Among symptoms, cognitive impairment is increasingly being recognized as a common and disabling symptom of MS that contributes to poor quality of life in affected patients.

Up to 70% of MS patients experience cognitive dysfunction during the course of their disease.

The areas which have commonly shown more deficits :

  • Information processing speed
  • Complex attention
  • Memory
  • Executive function

Memory or recall

The most frequently reported cognitive challenges by people with MS seem to be limited primarily to recall of recent events. Several studies suggest that most people with MS are able to learn and store information adequately but may then have difficulty recalling it quickly and effectively when they need it.
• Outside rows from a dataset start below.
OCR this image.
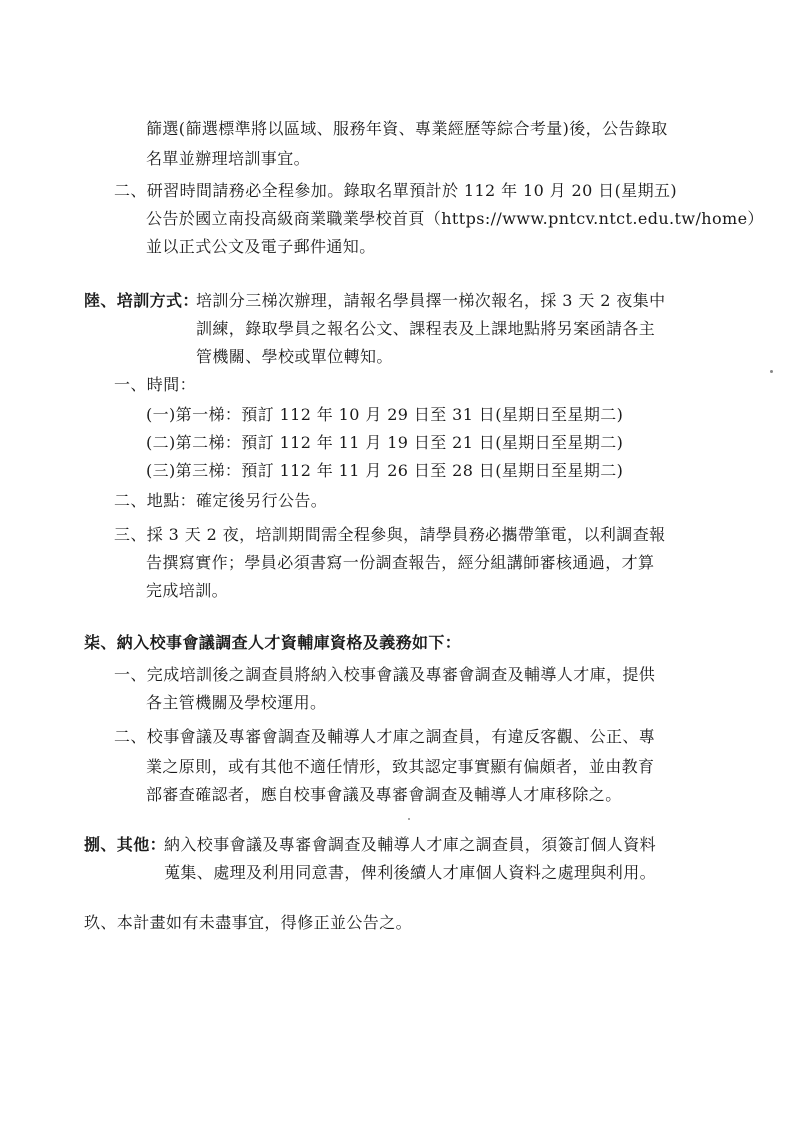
篩選(篩選標準將以區域、服務年資、專業經歷等綜合考量)後，公告錄取
名單並辦理培訓事宜。
二、研習時間請務必全程參加。錄取名單預計於 112 年 10 月 20 日(星期五)
公告於國立南投高級商業職業學校首頁（https://www.pntcv.ntct.edu.tw/home）
並以正式公文及電子郵件通知。
陸、培訓方式：
培訓分三梯次辦理，請報名學員擇一梯次報名，採 3 天 2 夜集中
訓練，錄取學員之報名公文、課程表及上課地點將另案函請各主
管機關、學校或單位轉知。
一、時間：
(一)第一梯：預訂 112 年 10 月 29 日至 31 日(星期日至星期二)
(二)第二梯：預訂 112 年 11 月 19 日至 21 日(星期日至星期二)
(三)第三梯：預訂 112 年 11 月 26 日至 28 日(星期日至星期二)
二、地點：確定後另行公告。
三、採 3 天 2 夜，培訓期間需全程參與，請學員務必攜帶筆電，以利調查報
告撰寫實作；學員必須書寫一份調查報告，經分組講師審核通過，才算
完成培訓。
柒、納入校事會議調查人才資輔庫資格及義務如下：
一、完成培訓後之調查員將納入校事會議及專審會調查及輔導人才庫，提供
各主管機關及學校運用。
二、校事會議及專審會調查及輔導人才庫之調查員，有違反客觀、公正、專
業之原則，或有其他不適任情形，致其認定事實顯有偏頗者，並由教育
部審查確認者，應自校事會議及專審會調查及輔導人才庫移除之。
捌、其他：
納入校事會議及專審會調查及輔導人才庫之調查員，須簽訂個人資料
蒐集、處理及利用同意書，俾利後續人才庫個人資料之處理與利用。
玖、本計畫如有未盡事宜，得修正並公告之。
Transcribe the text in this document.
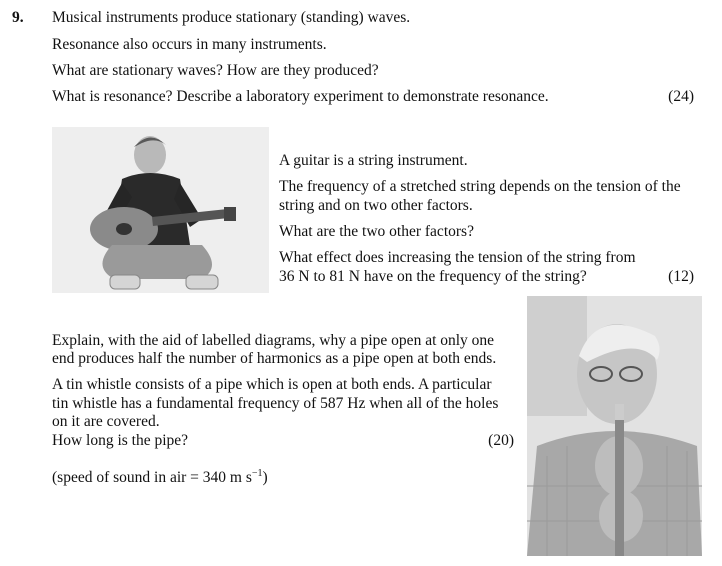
9. Musical instruments produce stationary (standing) waves.
Resonance also occurs in many instruments.
What are stationary waves? How are they produced?
What is resonance? Describe a laboratory experiment to demonstrate resonance.	(24)
A guitar is a string instrument.
The frequency of a stretched string depends on the tension of the
string and on two other factors.
What are the two other factors?
What effect does increasing the tension of the string from
36 N to 81 N have on the frequency of the string?	(12)
Explain, with the aid of labelled diagrams, why a pipe open at only one
end produces half the number of harmonics as a pipe open at both ends.
A tin whistle consists of a pipe which is open at both ends. A particular
tin whistle has a fundamental frequency of 587 Hz when all of the holes
on it are covered.
How long is the pipe?	(20)
(speed of sound in air = 340 m $s^{-1}$)
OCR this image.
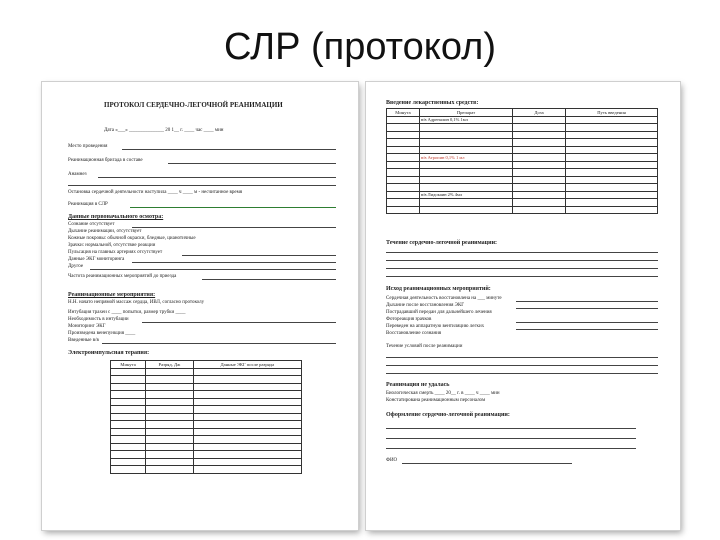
СЛР (протокол)
ПРОТОКОЛ СЕРДЕЧНО-ЛЕГОЧНОЙ РЕАНИМАЦИИ
Дата «___» ______________ 20 1__ г. ____ час ____ мин
Место проведения
Реанимационная бригада в составе
Анамнез
Остановка сердечной деятельности наступила ____ ч ____ м - несчитанное время
Реанимация в СЛР
Данные первоначального осмотра:
Сознание отсутствует
Дыхание реанимации, отсутствует
Кожные покровы: обычной окраски, бледные, цианотичные
Зрачки: нормальной, отсутствие реакции
Пульсация на главных артериях отсутствует
Данные ЭКГ мониторинга
Другое
Частота реанимационных мероприятий до приезда
Реанимационные мероприятия:
Н.Н. начато непрямой массаж сердца, ИВЛ, согласно протоколу
Интубация трахеи с ____ попытки, размер трубки ____
Необходимость в интубации
Мониторинг ЭКГ
Произведена венепункция ____
Введенные в/в
Электроимпульсная терапия:
Минута	Разряд, Дж	Данные ЭКГ после разряда

Введение лекарственных средств:
Минута	Препарат	Доза	Путь введения
	в/в Адреналин 0,1% 1мл		

	в/в Атропин 0,1% 1 мл		

	в/в Лидокаин 2% 4мл		

Течение сердечно-легочной реанимации:
Исход реанимационных мероприятий:
Сердечная деятельность восстановлена на ___ минуте
Дыхание после восстановления ЭКГ
Пострадавший передан для дальнейшего лечения
Фотореакция зрачков
Переведен на аппаратную вентиляцию легких
Восстановление сознания
Течение условий после реанимации
Реанимация не удалась
Биологическая смерть ____ 20__ г. в ____ ч ____ мин
Констатирована реанимационным персоналом
Оформление сердечно-легочной реанимации:
ФИО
Speed of information processing

Memory, attention and all of the other cognitive skills require the ability to process information quickly. Based on a study people with MS performed as well as control volunteers on a specialized memory task, but they did so at a significantly slower speed. Memory problems may therefore be related to difficulty keeping up with the flow of information.

Abstract reasoning, problem-solving, and executive functions

All of these functions are involved in a person’s ability to analyze a situation, identify the main points, plan a course of action and carry it out. Some people with MS report that their judgment has also been affected.

Attention and concentration

Divided attention is particularly difficult for some people with MS. In everyday life many situations involve divided attention. Often referred to as “multitasking,” divided attention can pose a real challenge for people with MS, particularly as they try to remember something that they were not able to learn adequately in the first place.

Visual-spatial abilities

These functions include the ability to recognize objects accurately and to draw or assemble things. Visual-spatial abilities are involved in many everyday tasks such as driving, finding one’s way around or packing a suitcase.

Verbal fluency

Fluency problems are different from the MS speech problems that slow speech down or change voice quality. A fluency problem often manifests itself as the “tip-of-the-tongue” phenomenon: a person wants to say a word, it’s on the tip of the tongue, but she or he just can’t think of it.